On ne peut que se réjouir de la confiance que le législateur accorde aux avocats. En effet, l'ancienne procédure, qui permettait certes aux époux de prendre le même avocat, et qui n'est plus possible aujourd'hui (chacun devant prendre son propre conseil), soumettait la convention de divorce des époux à l'homologation du Juge aux affaires familiales.

L'intervention du Juge n'était pas considérée comme quelque chose de négatif, bien au contraire.

Cependant la procédure était assez longue en fonction des tribunaux (délai de convocation de 3 mois voire 6 mois en fonction des juridictions).

Avec la réforme, chaque époux se rapproche d'un avocat, ils doivent toujours être d'accord sur tout, sinon la convention de divorce ne peut être envisagée, mais une fois la convention signée la procédure consiste désormais à adresser cet acte au notaire, lequel dépose la convention au rang de ses minutes.

C'est donc aux avocats seuls qu'il revient de rédiger cette convention, en veillant à faire respecter l'équilibre de la convention et sa conformité à la législation, ce que nous faisions déjà lorsque le passage devant le juge était obligatoire.

Il est évident que le choix de l'avocat est important, car il ne faudra pas céder aux tentations nombreuses que vous trouverez sur la toile, vous promettant des divorces "pas cher" "rapide", avec le "meilleur avocat".

Veillez à choisir un avocat dont c'est le domaine de compétence, quitte à ce que le coût de la procédure soit un peu plus élevée, car cela vous évitera de vous retrouver devant le juge en procédure post-divorce!

Ne négligez pas cette étape, en voulant vous "débarasser"de votre procédure, car sachez que les tribunaux sont remplis de litiges nés après des divorces par consentement mutuel bâclés!

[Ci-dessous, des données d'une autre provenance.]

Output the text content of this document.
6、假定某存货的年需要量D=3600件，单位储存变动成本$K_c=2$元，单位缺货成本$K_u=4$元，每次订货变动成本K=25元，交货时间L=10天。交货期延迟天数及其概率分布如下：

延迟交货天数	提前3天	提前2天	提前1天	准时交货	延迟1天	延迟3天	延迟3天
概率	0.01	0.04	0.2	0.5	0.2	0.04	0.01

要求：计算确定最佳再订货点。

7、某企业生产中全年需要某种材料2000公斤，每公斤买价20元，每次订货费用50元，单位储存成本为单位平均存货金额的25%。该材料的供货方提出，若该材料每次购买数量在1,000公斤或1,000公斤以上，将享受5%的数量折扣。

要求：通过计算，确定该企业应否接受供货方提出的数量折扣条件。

Précision complémentaire : Attention, contrairement à ce qui est évoqué dans divers médias, il n'y a aucun rendez-vous obligatoire avec le notaire, sauf cas de liquidation du régime matrimonial bien sûr.

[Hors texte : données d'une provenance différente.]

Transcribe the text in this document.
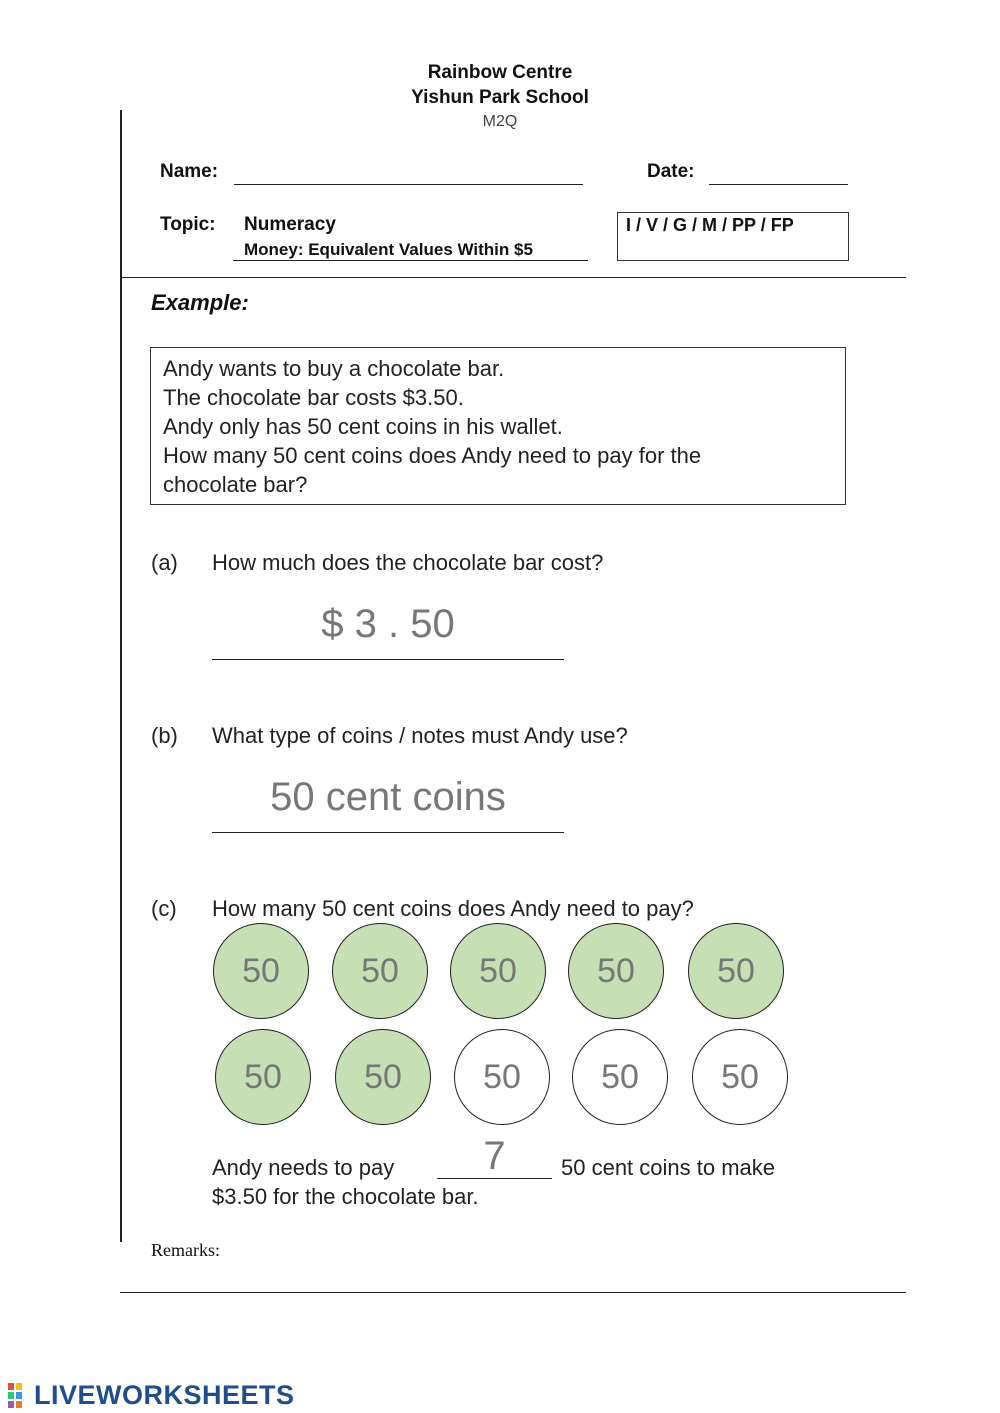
Rainbow Centre
Yishun Park School
M2Q
Name:	Date:
Topic: Numeracy
Money: Equivalent Values Within $5
I / V / G / M / PP / FP
Example:
Andy wants to buy a chocolate bar.
The chocolate bar costs $3.50.
Andy only has 50 cent coins in his wallet.
How many 50 cent coins does Andy need to pay for the
chocolate bar?
(a) How much does the chocolate bar cost?
$ 3 . 50
(b) What type of coins / notes must Andy use?
50 cent coins
(c) How many 50 cent coins does Andy need to pay?
50 50 50 50 50
50 50 50 50 50
Andy needs to pay	7	50 cent coins to make
$3.50 for the chocolate bar.
Remarks:
LIVEWORKSHEETS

La convention est adressée au notaire, lequel ne contrôle pas le consentement des parties, ni l'équilbre de la convention, car c'est aux avocats exclusivement qu'il revient de le faire.

Au  niveau du formalisme, il y a notamment un délai de 15 jours de réflexion qui doit être respecté entre la réception du projet de la convention par chaque avocat à son client.

Deux cas de figure renvoient les parties devant le juge malgré tout : si l'enfant mineur du couple demande à être entendu par le Juge, et si l'un des époux est sous mesure de protection (ex : tutelle, curatelle).

Vous savez désormais l'essentiel concernant cette réforme.